Assuming the government is right about LIC to scale up its stake, why isn’t it equally right for the foreign institutional investors (FIIs) to also be allowed similar freedom in their holdings? The current Sebi regulations for FIIs allows them to hold only up to 10 per cent in the listed shares of a company. As a group they are allowed to hold up to 24 per cent in any company. The limit can be breached up to 49 per cent by a special resolution of the board of directors of the company, provided the sectoral cap for the sector is not breached.
Is there any colour of money that makes LIC holding any shares more precious than a commensurate holding by a foreign investor? In that case the government is plainly creating two classes of investors in the market that will harm the prospects for Indian equity in the long run. At present while market analysts do distinguish between domestic and foreign institutional investors but Sebi rules, wisely enough make no distinction between the two. Now there will be.
Also by extending the relaxation timed with the roll out of the disinvestment programme the government has made it explicit that LIC is an investment arm of the state.
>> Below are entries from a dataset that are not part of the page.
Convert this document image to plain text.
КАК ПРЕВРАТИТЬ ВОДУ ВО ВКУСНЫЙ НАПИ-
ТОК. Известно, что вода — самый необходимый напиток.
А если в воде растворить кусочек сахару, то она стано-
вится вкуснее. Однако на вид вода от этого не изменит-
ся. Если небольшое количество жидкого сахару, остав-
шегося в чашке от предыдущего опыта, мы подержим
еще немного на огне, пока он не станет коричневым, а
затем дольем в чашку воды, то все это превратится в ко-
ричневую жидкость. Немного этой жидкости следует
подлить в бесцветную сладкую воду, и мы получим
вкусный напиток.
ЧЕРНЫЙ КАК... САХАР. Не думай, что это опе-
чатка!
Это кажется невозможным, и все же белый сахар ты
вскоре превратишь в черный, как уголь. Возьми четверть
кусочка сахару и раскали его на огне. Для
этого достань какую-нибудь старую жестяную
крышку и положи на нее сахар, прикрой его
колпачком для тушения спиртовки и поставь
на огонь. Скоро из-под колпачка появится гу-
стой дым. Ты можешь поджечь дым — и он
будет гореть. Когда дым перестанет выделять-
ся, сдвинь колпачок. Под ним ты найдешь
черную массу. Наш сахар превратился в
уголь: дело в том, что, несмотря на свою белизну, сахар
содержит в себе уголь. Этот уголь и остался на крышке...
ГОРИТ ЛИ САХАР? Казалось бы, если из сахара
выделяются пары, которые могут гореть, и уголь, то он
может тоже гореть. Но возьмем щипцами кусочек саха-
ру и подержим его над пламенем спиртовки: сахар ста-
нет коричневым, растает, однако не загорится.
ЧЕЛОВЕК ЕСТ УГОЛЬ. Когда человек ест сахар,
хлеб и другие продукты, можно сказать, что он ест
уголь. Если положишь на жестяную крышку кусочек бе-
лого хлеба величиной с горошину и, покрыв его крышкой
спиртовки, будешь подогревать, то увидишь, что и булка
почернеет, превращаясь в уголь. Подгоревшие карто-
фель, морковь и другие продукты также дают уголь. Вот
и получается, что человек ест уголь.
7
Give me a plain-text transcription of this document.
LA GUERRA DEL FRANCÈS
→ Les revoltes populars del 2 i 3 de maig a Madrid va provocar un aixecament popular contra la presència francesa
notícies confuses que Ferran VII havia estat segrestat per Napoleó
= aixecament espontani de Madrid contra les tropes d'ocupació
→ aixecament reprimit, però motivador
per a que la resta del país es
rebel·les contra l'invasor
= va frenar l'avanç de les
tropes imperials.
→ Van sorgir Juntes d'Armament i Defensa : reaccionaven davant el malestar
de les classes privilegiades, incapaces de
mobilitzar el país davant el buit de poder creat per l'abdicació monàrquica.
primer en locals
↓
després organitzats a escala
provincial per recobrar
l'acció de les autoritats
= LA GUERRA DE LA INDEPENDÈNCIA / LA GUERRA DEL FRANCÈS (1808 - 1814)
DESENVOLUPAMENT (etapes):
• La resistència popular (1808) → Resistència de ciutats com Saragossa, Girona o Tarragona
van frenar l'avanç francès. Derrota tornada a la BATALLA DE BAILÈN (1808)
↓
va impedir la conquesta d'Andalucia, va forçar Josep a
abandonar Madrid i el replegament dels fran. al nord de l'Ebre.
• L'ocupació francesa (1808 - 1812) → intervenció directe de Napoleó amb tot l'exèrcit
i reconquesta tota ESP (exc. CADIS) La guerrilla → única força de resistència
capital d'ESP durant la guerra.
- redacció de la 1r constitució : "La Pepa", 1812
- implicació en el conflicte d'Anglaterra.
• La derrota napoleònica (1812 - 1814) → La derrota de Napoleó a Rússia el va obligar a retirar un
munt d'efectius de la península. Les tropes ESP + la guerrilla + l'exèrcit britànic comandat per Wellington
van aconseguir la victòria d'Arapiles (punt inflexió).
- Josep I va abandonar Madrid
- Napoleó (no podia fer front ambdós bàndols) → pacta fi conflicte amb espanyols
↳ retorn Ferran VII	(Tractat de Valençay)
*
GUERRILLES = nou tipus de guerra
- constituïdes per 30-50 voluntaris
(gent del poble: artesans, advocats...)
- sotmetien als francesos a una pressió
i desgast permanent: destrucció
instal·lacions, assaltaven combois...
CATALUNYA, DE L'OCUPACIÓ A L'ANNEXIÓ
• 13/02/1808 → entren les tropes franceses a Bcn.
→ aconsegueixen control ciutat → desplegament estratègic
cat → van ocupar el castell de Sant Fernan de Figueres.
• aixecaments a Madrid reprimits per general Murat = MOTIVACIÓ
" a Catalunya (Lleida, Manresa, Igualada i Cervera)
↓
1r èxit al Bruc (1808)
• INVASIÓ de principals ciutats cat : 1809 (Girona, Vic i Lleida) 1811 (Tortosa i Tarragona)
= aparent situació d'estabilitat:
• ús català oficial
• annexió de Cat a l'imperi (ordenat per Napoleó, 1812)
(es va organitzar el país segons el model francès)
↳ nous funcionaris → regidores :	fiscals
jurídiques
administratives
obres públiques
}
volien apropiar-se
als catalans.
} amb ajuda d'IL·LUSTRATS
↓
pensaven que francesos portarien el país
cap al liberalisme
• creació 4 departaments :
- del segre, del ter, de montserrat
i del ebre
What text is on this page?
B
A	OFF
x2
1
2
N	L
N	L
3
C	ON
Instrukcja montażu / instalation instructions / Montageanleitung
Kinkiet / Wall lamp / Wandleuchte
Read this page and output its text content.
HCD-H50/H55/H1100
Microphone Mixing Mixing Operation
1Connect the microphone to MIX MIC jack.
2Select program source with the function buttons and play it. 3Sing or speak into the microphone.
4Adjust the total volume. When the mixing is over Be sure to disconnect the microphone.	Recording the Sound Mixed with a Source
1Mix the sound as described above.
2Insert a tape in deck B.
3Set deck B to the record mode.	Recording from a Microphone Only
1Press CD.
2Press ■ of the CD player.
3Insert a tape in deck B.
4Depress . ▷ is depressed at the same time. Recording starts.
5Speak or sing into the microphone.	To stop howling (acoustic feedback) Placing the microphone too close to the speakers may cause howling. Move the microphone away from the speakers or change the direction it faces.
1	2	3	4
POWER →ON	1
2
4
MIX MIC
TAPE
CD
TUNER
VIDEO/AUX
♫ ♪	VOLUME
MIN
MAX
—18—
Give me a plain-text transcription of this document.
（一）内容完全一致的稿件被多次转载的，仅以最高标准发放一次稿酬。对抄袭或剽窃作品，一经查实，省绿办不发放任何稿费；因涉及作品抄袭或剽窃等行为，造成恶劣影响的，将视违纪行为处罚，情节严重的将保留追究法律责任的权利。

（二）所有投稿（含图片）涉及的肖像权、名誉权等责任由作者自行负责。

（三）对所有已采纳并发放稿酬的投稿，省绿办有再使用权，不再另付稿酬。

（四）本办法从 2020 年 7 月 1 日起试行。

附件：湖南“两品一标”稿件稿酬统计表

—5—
It is now on par with sovereign investment arms of several governments from Singapore to Nigeria and for which India has often expressed distaste. The only difference is that LIC is a largely domestic entity, which again means the local markets will pick up the tab. Other than in the disinvestment shows, from now on when LIC will show an interest in a company, will it express its own or that of the party in power, at that time. Because a long interest by the public sector insurer can make any company take over proof, from now.